Er spürte augenblicklich ein schmerzhaftes Brennen in der Lendengegend, das sich rasend schnell ausbreitete und Sekunden später die Speiseröhre hoch kam. Es erinnerte ihn unweigerlich an damals, als er den Nikolaus auf dem Weihnachtsmarkt beim Steffl hinter ein Glühweinstandl hatte kotzen sehen.
Als kleiner, als siebenjähriger Alex, hatte er an jenem Abend seinen Glauben verloren. Heute, mehr als dreißig Jahre später, hatte er die Hoffnung verloren. Die Hoffnung, diesen trostlosen Ort jemals wieder in Richtung Zivilisation, also Wien, verlassen zu können genauso, wie die Hoffnung jemals wieder trockene Füsse zu haben.
Darüber dachte er immer noch nach, als die Spurensicherung mit der Arbeit längst begonnen hatte.
"Ich gehe jetzt." Die Frau im gelben Regenmantel hatte sich bisher, soweit der Salinger es mitbekommen hatte, ein wenig abseits gehalten. Ihre Kapuze war noch immer tief ins Gesicht gezogen.
Er runzelte überrascht die Stirn. "Sie bleiben so lange, bis ich Ihnen sage, dass sie gehen können."
"Das sehe ich anders." Damit drehte sie sich um, ging ein paar Meter weiter bergauf und wandte sich dann nach links. "Ich habe alles gesagt. Aber wenn sie unbedingt meinen, können sie mir ihre Fragen auch zuhause stellen. Wo es warm ist. Und trocken." Und schon war sie zwischen Bäumen und Gebüsch aus seinem Blickfeld verschwunden.
Der Gerichtsmediziner grinste ihn blöde an.
Auf einmal stand der Bichlberger neben ihm. Ebenso, wie die beiden Herren, die vorhin mit ihm unten geblieben waren. Einer davon, der ältere, informierte den Salinger knapp, dass der Tote von dessen Ehefrau als Sebastian Lechner identifiziert worden sei.
"Hm." Na das ging schnell. Wenigstens etwas.
"Naja. Sie war zufällig schon da."
"Also dann." Er räusperte sich. "Hätten wir noch diesen hier."
Der Bichlberger riskierte einen genaueren Blick. Er würde sich ausschließlich auf die obere Körperhälfte konzentrieren!
"Mei", murmelte er. "Der Fenninger!"
Der Salinger dachte nach. "Sie kennen den Mann?"

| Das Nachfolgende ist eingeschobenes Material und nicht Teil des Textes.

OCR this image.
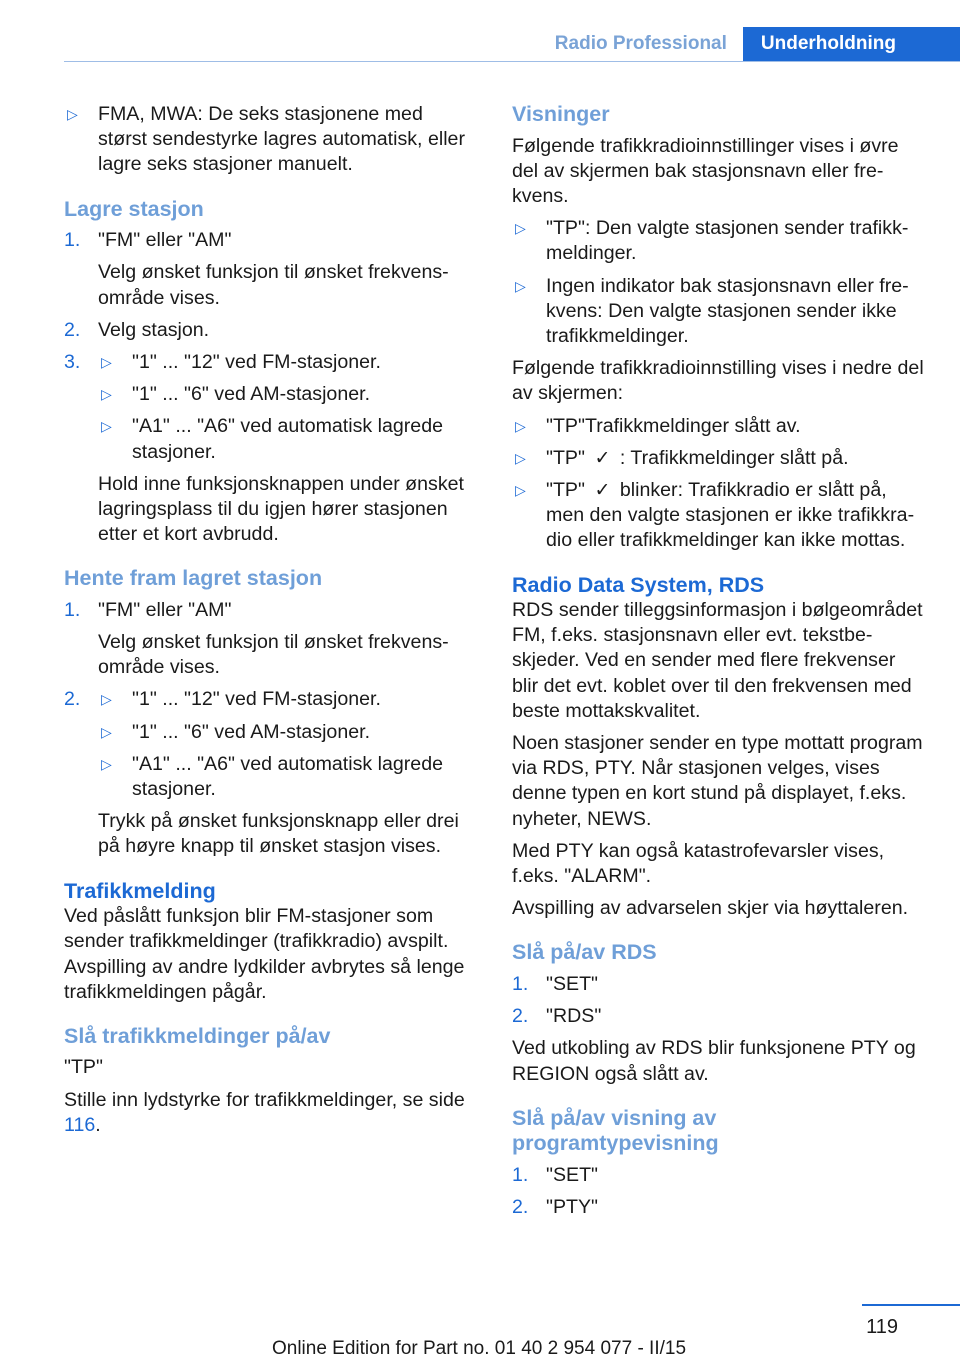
Radio Professional	Underholdning
▷ FMA, MWA: De seks stasjonene med størst sendestyrke lagres automatisk, eller lagre seks stasjoner manuelt.
Lagre stasjon
1. "FM" eller "AM"
Velg ønsket funksjon til ønsket frekvensområde vises.
2. Velg stasjon.
3. ▷ "1" ... "12" ved FM-stasjoner.
▷ "1" ... "6" ved AM-stasjoner.
▷ "A1" ... "A6" ved automatisk lagrede stasjoner.
Hold inne funksjonsknappen under ønsket lagringsplass til du igjen hører stasjonen etter et kort avbrudd.
Hente fram lagret stasjon
1. "FM" eller "AM"
Velg ønsket funksjon til ønsket frekvensområde vises.
2. ▷ "1" ... "12" ved FM-stasjoner.
▷ "1" ... "6" ved AM-stasjoner.
▷ "A1" ... "A6" ved automatisk lagrede stasjoner.
Trykk på ønsket funksjonsknapp eller drei på høyre knapp til ønsket stasjon vises.
Trafikkmelding
Ved påslått funksjon blir FM-stasjoner som sender trafikkmeldinger (trafikkradio) avspilt. Avspilling av andre lydkilder avbrytes så lenge trafikkmeldingen pågår.
Slå trafikkmeldinger på/av
"TP"
Stille inn lydstyrke for trafikkmeldinger, se side 116.
Visninger
Følgende trafikkradioinnstillinger vises i øvre del av skjermen bak stasjonsnavn eller frekvens.
▷ "TP": Den valgte stasjonen sender trafikkmeldinger.
▷ Ingen indikator bak stasjonsnavn eller frekvens: Den valgte stasjonen sender ikke trafikkmeldinger.
Følgende trafikkradioinnstilling vises i nedre del av skjermen:
▷ "TP"Trafikkmeldinger slått av.
▷ "TP" ✓ : Trafikkmeldinger slått på.
▷ "TP" ✓ blinker: Trafikkradio er slått på, men den valgte stasjonen er ikke trafikkradio eller trafikkmeldinger kan ikke mottas.
Radio Data System, RDS
RDS sender tilleggsinformasjon i bølgeområdet FM, f.eks. stasjonsnavn eller evt. tekstbeskjeder. Ved en sender med flere frekvenser blir det evt. koblet over til den frekvensen med beste mottakskvalitet.
Noen stasjoner sender en type mottatt program via RDS, PTY. Når stasjonen velges, vises denne typen en kort stund på displayet, f.eks. nyheter, NEWS.
Med PTY kan også katastrofevarsler vises, f.eks. "ALARM".
Avspilling av advarselen skjer via høyttaleren.
Slå på/av RDS
1. "SET"
2. "RDS"
Ved utkobling av RDS blir funksjonene PTY og REGION også slått av.
Slå på/av visning av programtypevisning
1. "SET"
2. "PTY"
119
Online Edition for Part no. 01 40 2 954 077 - II/15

Ein bedächtiges Nicken war die Antwort.
"Und den anderen? Kennen Sie den auch?"
"Schon."
"Warum haben Sie das nicht gleich gesagt?!"
Das ganze Ausmaß dieser Sache, das sich langsam aber sicher abzuzeichnen begann, gefiel dem Bichlberger überhaupt nicht. Er wollte mit all dem nichts zu tun haben und überhörte den Salinger absichtlich.